Di Paksa Childfree

Di Paksa Childfree
Pertemuan Kedua Juan Dengan Devi


__ADS_3

Juan seketika panik kala orangtuanya mengatakan jika bi Eem yang sejak Juan kecil menjadi pengasuhnya jatuh dari tangga. Juan yang sebenarnya sedang sibuk dengan pekerjaan kantor yang padat. Terpaksa harus meninggalkannya. Dia lebih memilih untuk melihat kondisi bi Eem terlebih dahulu.


Dengan alamat yang telah dikirimi oleh ibunya. Juan segera mendatangi rumah sakit tempat bi Eem di rawat. Rasa panik terus menghantui Juan di sepanjang perjalanan menuju rumah sakit. Juan panik akan keselamatan bi Eem.


Tiba di rumah sakit, Juan langsung mencari ruangan yang menjadi tempat bi Eem di rawat. Setiap perawat yang Juan temui, sudah pasti menjadi objek jawaban akan lokasi tempat bi Eem di rawat.

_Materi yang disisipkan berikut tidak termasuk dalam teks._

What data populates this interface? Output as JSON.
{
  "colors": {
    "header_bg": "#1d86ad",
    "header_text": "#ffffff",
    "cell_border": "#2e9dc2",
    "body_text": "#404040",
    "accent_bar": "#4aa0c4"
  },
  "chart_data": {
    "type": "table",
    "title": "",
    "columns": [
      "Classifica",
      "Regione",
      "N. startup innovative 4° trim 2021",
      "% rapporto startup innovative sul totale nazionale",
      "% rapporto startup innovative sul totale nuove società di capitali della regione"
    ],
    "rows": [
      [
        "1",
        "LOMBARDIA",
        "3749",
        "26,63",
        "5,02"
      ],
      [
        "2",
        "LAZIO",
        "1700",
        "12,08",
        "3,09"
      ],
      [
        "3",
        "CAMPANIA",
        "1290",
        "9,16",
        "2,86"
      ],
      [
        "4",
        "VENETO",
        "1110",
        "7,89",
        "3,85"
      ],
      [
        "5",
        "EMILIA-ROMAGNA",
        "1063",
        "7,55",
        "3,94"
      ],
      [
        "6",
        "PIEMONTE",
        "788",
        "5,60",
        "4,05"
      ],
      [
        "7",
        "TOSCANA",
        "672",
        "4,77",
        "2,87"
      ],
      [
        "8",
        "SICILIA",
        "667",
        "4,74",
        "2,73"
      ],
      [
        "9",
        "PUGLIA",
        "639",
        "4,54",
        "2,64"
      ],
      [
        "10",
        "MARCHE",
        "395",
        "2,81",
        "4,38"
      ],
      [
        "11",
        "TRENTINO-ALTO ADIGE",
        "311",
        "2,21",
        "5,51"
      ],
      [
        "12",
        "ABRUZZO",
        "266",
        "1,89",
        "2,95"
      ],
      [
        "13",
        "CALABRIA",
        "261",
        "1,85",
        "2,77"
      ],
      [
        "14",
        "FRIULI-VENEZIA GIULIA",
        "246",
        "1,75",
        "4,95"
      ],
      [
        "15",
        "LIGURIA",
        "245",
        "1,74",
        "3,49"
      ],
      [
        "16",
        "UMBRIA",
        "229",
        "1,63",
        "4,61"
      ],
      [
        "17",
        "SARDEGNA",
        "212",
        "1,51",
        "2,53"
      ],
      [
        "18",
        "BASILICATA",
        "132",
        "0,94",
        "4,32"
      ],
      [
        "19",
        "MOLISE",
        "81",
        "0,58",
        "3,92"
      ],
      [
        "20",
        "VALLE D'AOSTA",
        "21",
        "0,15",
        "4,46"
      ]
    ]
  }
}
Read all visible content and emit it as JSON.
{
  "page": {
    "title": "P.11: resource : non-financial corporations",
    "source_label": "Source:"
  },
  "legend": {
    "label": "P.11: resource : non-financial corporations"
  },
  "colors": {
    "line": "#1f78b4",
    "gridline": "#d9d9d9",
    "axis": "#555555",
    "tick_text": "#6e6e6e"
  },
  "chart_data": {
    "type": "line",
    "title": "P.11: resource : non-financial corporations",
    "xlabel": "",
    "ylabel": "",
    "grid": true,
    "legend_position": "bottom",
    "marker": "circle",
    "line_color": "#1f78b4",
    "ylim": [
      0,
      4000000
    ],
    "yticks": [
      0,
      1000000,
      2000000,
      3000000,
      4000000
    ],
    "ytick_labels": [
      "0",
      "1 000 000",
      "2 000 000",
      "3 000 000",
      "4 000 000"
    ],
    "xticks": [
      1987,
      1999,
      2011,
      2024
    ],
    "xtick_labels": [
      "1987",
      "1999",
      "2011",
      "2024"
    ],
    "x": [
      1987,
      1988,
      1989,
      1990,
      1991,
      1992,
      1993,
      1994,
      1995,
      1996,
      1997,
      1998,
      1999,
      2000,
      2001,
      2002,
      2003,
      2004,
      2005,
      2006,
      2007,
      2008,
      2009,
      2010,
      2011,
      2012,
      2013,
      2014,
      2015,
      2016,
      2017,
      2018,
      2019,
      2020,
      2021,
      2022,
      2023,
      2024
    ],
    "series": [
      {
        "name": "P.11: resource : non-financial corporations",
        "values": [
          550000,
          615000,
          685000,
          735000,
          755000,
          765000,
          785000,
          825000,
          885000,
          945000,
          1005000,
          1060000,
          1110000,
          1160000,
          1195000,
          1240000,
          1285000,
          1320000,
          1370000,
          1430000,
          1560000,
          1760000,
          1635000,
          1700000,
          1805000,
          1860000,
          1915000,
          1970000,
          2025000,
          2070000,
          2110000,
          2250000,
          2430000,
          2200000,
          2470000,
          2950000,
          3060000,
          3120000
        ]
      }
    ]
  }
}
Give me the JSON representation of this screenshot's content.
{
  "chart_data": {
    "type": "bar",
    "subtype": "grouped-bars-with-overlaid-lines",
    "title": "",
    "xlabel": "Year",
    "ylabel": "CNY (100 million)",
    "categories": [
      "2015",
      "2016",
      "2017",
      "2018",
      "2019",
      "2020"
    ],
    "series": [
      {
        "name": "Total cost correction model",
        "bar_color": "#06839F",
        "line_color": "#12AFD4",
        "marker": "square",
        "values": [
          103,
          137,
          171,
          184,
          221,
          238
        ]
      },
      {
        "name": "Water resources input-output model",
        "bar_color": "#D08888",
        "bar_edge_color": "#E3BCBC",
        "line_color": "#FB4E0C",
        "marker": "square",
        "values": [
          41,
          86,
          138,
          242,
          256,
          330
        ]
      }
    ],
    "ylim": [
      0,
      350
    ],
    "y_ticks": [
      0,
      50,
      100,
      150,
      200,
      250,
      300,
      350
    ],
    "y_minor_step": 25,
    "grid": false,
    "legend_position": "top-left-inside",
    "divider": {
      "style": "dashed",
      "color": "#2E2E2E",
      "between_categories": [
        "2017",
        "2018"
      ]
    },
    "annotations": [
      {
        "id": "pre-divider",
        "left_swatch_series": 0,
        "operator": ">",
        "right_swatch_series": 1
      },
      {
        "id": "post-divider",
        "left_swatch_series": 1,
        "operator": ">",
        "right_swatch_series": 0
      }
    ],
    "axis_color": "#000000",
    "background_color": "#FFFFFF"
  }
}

Hampir bertanya pada 5 perawat, akhirnya Juan berhasil menemukan ruangan perawatan bi Eem. Dari luar kamar perawatan, Juan nampak menyaksikan bi Eem yang terbaring lemah tak sadarkan diri. Selang infus juga tak lepas dari tubuhnya.


Perlahan Juan menarik gagang pintu ruangan tersebut. Kemudian membuka dengan hati-hati. Air matanya semakin jatuh saat dia melihat kondisi bi Eem dari dekat. Dimana tubuh wanita 60 tahun ini nampak tak berdaya.


Juan mencium tangan kanan bi Eem. Dia mendoakan kesembuhan dari bi Eem. Juan dapat merasakan sakit yang dialami oleh BI Eem, sehingga air matanya jatuh kala menyentuh tangan bi Eem.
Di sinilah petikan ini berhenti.